If the MNA is successful in defending the citizens' right to vote on the public works project, the people should know that the city did everything it could to block that vote. The city knows that Oregon City voters have almost always rejected the loss of parkland when they've been given the chance to vote on it. Given that history, the city knows that the chances of the voters approving the loss of six acres of parkland are remote.

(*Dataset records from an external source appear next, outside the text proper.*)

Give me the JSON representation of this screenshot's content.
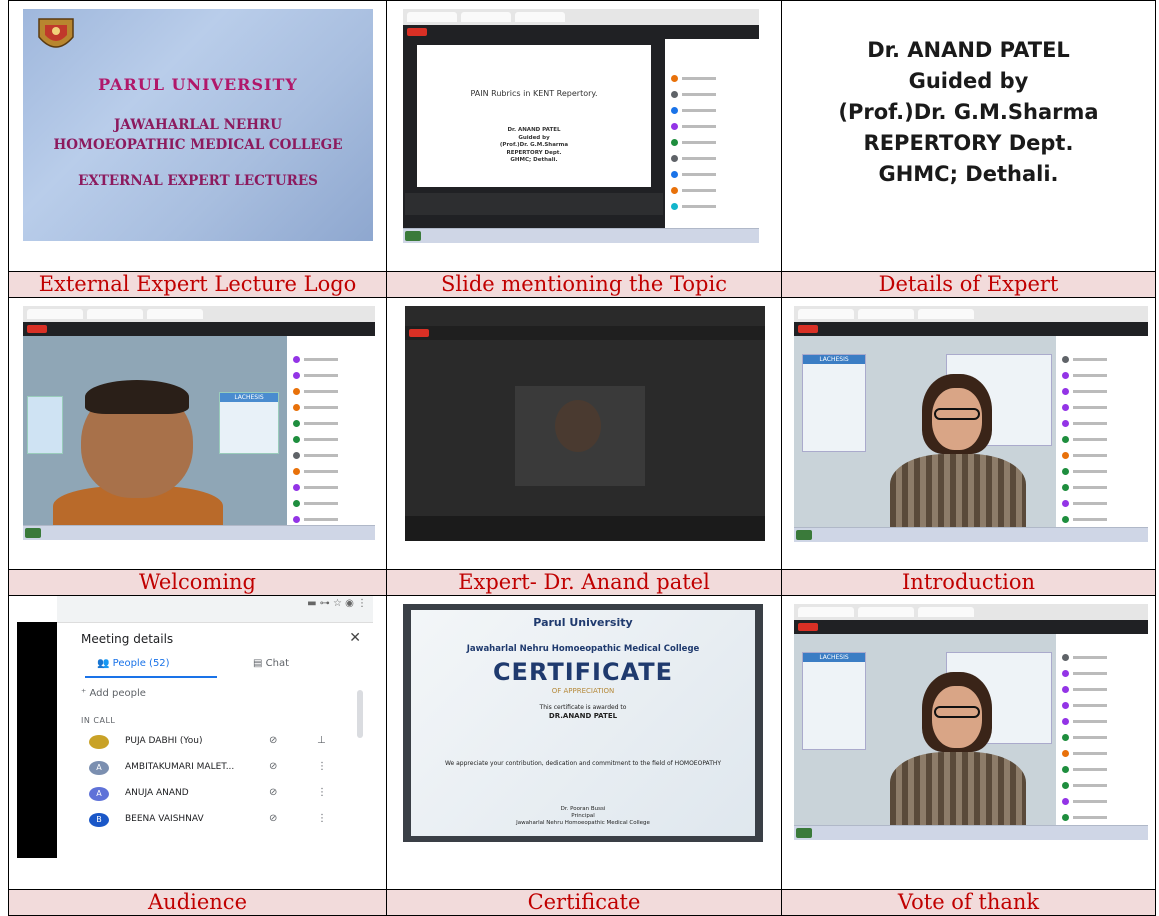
{
  "captions": {
    "c1": "External Expert Lecture Logo",
    "c2": "Slide mentioning the Topic",
    "c3": "Details of Expert",
    "c4": "Welcoming",
    "c5": "Expert- Dr. Anand patel",
    "c6": "Introduction",
    "c7": "Audience",
    "c8": "Certificate",
    "c9": "Vote of thank"
  },
  "logo": {
    "line1": "PARUL UNIVERSITY",
    "line2": "JAWAHARLAL NEHRU",
    "line3": "HOMOEOPATHIC MEDICAL COLLEGE",
    "line4": "EXTERNAL EXPERT LECTURES"
  },
  "slide": {
    "topic": "PAIN Rubrics in KENT Repertory.",
    "details": [
      "Dr. ANAND PATEL",
      "Guided by",
      "(Prof.)Dr. G.M.Sharma",
      "REPERTORY Dept.",
      "GHMC; Dethali."
    ]
  },
  "expert": {
    "line1": "Dr. ANAND PATEL",
    "line2": "Guided by",
    "line3": "(Prof.)Dr. G.M.Sharma",
    "line4": "REPERTORY Dept.",
    "line5": "GHMC; Dethali."
  },
  "posters": {
    "lachesis": "LACHESIS"
  },
  "meeting": {
    "title": "Meeting details",
    "people_tab": "People (52)",
    "chat_tab": "Chat",
    "add_people": "Add people",
    "in_call": "IN CALL",
    "participants": [
      {
        "initial": "",
        "name": "PUJA DABHI (You)"
      },
      {
        "initial": "A",
        "name": "AMBITAKUMARI MALET..."
      },
      {
        "initial": "A",
        "name": "ANUJA ANAND"
      },
      {
        "initial": "B",
        "name": "BEENA VAISHNAV"
      }
    ]
  },
  "certificate": {
    "university": "Parul University",
    "college": "Jawaharlal Nehru Homoeopathic Medical College",
    "title": "CERTIFICATE",
    "subtitle": "OF APPRECIATION",
    "awarded": "This certificate is awarded to",
    "name": "DR.ANAND PATEL",
    "appreciate": "We appreciate your contribution, dedication and commitment to the field of HOMOEOPATHY",
    "signatory": "Dr. Pooran Bussi",
    "signatory_role": "Principal",
    "signatory_org": "Jawaharlal Nehru Homoeopathic Medical College"
  },
  "colors": {
    "caption_bg": "#f2dbdb",
    "caption_text": "#c00000"
  }
}
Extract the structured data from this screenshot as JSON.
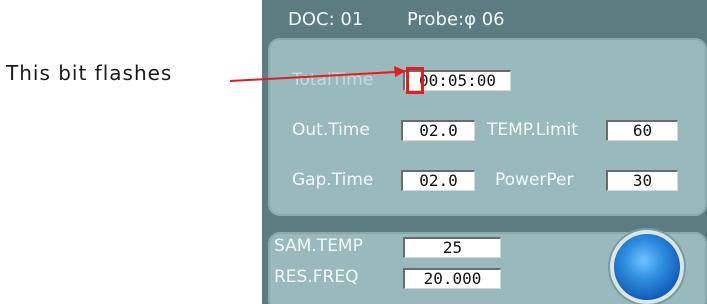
{
  "annotation": {
    "text": "This bit flashes"
  },
  "header": {
    "doc": "DOC:  01",
    "probe": "Probe:φ 06"
  },
  "settings": {
    "total_time_label": "TotalTime",
    "total_time_value": "00:05:00",
    "out_time_label": "Out.Time",
    "out_time_value": "02.0",
    "temp_limit_label": "TEMP.Limit",
    "temp_limit_value": "60",
    "gap_time_label": "Gap.Time",
    "gap_time_value": "02.0",
    "power_per_label": "PowerPer",
    "power_per_value": "30"
  },
  "status": {
    "sam_temp_label": "SAM.TEMP",
    "sam_temp_value": "25",
    "res_freq_label": "RES.FREQ",
    "res_freq_value": "20.000"
  },
  "colors": {
    "device_bg": "#5d7c82",
    "panel_bg": "#9ab9bc",
    "highlight": "#e21d24",
    "knob": "#2f8fe0"
  },
  "icons": {
    "knob": "start-knob-icon"
  }
}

Why are we not being allowed to vote?
Signed, McLoughlin Neighborhood Association members Cameron McCredie, Bill Daniels, Denyse McGriff, James Nicita, Jesse Buss, Rita Mills, James King, Rich Wilhelmi, Patrick Sweeney, Gordon Wilson, Damon Mabee, Rachel Gordon, Jessica Belknap, Janine Offutt, Timothy Caw, Kelly Wilhelmi, Kristen Arnett, Elisabeth Caw, Ryan French, Shane Monares, Jenaya Hoffman, Lonnie Wright, Eamon Minges, Cathie Daniels, Allison Byers, Michael Peck, Ayumi French, Barbara Belknap, William Holden, Kristin Carnes, Carissa Houck, Katie Sommer, Joshua Houck, Kimberly Farris, Trent J. Premore, David Tucker, Akio Collins, Jacob French, Louisa Gonyou, Danielle Cloyd, Tammy J. Wilson, Kip Fletcher, Jeanne A. Premore, Meri Bauder, Kari Petersen, Kevin Farris, Kurt Minges, Michael Petersen, Kathy Roth, William L. Gonyou, Kurt Sommer, Francesca Anton, Kevin Farris, Matt Holden, José Ramirez Solano, Christopher Hileman, Brice Cloyd, Andrew Hancock, Allison Minges, Wendell Belknap, Lisa Haines, Josh Habre, Owen J. Premore, Sylvia Erichsen and Jonathan Bauder.